VOICE OVER: Living together is tough; being undead together is damn near impossible!
MUMMY: Dude, have you been using my toothbrush again? It’s got blood all over it.
VAMPIRE: No, man-maybe you have gingivitis? I know Egypt pioneered dentistry and all, but you guys, like, hammered seashells into your gums, and that can’t be good long-term.
MUMMY: Stop lying! The bristles are all messed up from your fangs!
VAMPIRE: You are so paranoid. It’s like that time you accused me of using your anti-aging cream when-hello!-I’m a vampire.
MUMMY: Look, maybe you should look for another place on ScareBNB. I just don’t think we’re a good monster match as tomb-ies. You sleep in your coffin all day, you’re out all night…
VAMPIRE: Oh, that’s rich, coming from someone who slept for thousands of years, only to be awoken by an ancient curse!
MUMMY: You have people over, you leave your food out…and the food’s usually the people you had you had over.
VAMPIRE: You are batshit crazy.
MUMMY: You know what? I AM batshit crazy-literally! I also have to clean up your batshit all the time. And I think your transformation into a bat may technically violate the “no pets” policy of the sarcophagus-and it’s my hieroglyphic on the lease!
VAMPIRE: No pets? What do you call all of these embalmed cats all over the place?
MUMMY: Sacred relics representing protection and fertility, that’s what I call them!

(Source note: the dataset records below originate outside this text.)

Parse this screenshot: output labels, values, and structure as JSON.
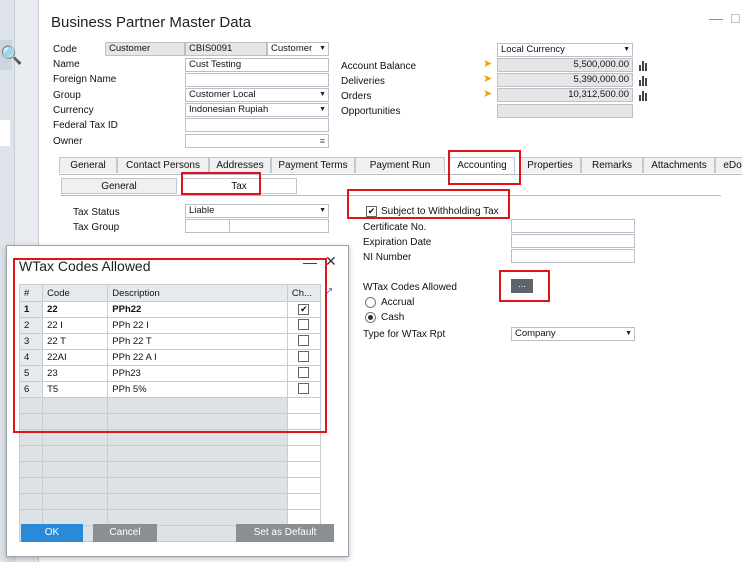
{
  "window": {
    "title": "Business Partner Master Data"
  },
  "header": {
    "code_label": "Code",
    "code_type": "Customer",
    "code_value": "CBIS0091",
    "code_group": "Customer",
    "name_label": "Name",
    "name_value": "Cust Testing",
    "foreign_name_label": "Foreign Name",
    "foreign_name_value": "",
    "group_label": "Group",
    "group_value": "Customer Local",
    "currency_label": "Currency",
    "currency_value": "Indonesian Rupiah",
    "federal_tax_label": "Federal Tax ID",
    "federal_tax_value": "",
    "owner_label": "Owner",
    "owner_value": ""
  },
  "balances": {
    "currency_select": "Local Currency",
    "account_balance_label": "Account Balance",
    "account_balance_value": "5,500,000.00",
    "deliveries_label": "Deliveries",
    "deliveries_value": "5,390,000.00",
    "orders_label": "Orders",
    "orders_value": "10,312,500.00",
    "opportunities_label": "Opportunities",
    "opportunities_value": ""
  },
  "tabs": [
    "General",
    "Contact Persons",
    "Addresses",
    "Payment Terms",
    "Payment Run",
    "Accounting",
    "Properties",
    "Remarks",
    "Attachments",
    "eDoc"
  ],
  "subtabs": [
    "General",
    "Tax"
  ],
  "tax": {
    "status_label": "Tax Status",
    "status_value": "Liable",
    "group_label": "Tax Group",
    "group_value": "",
    "subject_withholding_label": "Subject to Withholding Tax",
    "certificate_label": "Certificate No.",
    "expiration_label": "Expiration Date",
    "ni_label": "NI Number",
    "wtax_allowed_label": "WTax Codes Allowed",
    "wtax_button": "...",
    "accrual_label": "Accrual",
    "cash_label": "Cash",
    "type_rpt_label": "Type for WTax Rpt",
    "type_rpt_value": "Company"
  },
  "dialog": {
    "title": "WTax Codes Allowed",
    "columns": [
      "#",
      "Code",
      "Description",
      "Ch..."
    ],
    "rows": [
      {
        "n": "1",
        "code": "22",
        "desc": "PPh22",
        "checked": true
      },
      {
        "n": "2",
        "code": "22 I",
        "desc": "PPh 22 I",
        "checked": false
      },
      {
        "n": "3",
        "code": "22 T",
        "desc": "PPh 22 T",
        "checked": false
      },
      {
        "n": "4",
        "code": "22AI",
        "desc": "PPh 22 A I",
        "checked": false
      },
      {
        "n": "5",
        "code": "23",
        "desc": "PPh23",
        "checked": false
      },
      {
        "n": "6",
        "code": "T5",
        "desc": "PPh  5%",
        "checked": false
      }
    ],
    "ok_label": "OK",
    "cancel_label": "Cancel",
    "default_label": "Set as Default"
  },
  "colors": {
    "highlight": "#e0121a",
    "ok_button": "#2b8ad8",
    "gray_button": "#8b8f94",
    "arrow": "#e8a400"
  }
}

VAMPIRE: Well, they’re the only pussy you’re getting. Gotta say bro, it’s ironic that you’re coming at me on the hygiene tip-when I’m always so fresh and meanwhile, you reak! I don’t know if you’re using your bandages as toilet paper, or your used toilet paper as bandages…
MUMMY: Bite me!
VAMPIRE: No thanks, I already ate.
MUMMY: You better not have eaten my leftover pad Thai that was in the fridge.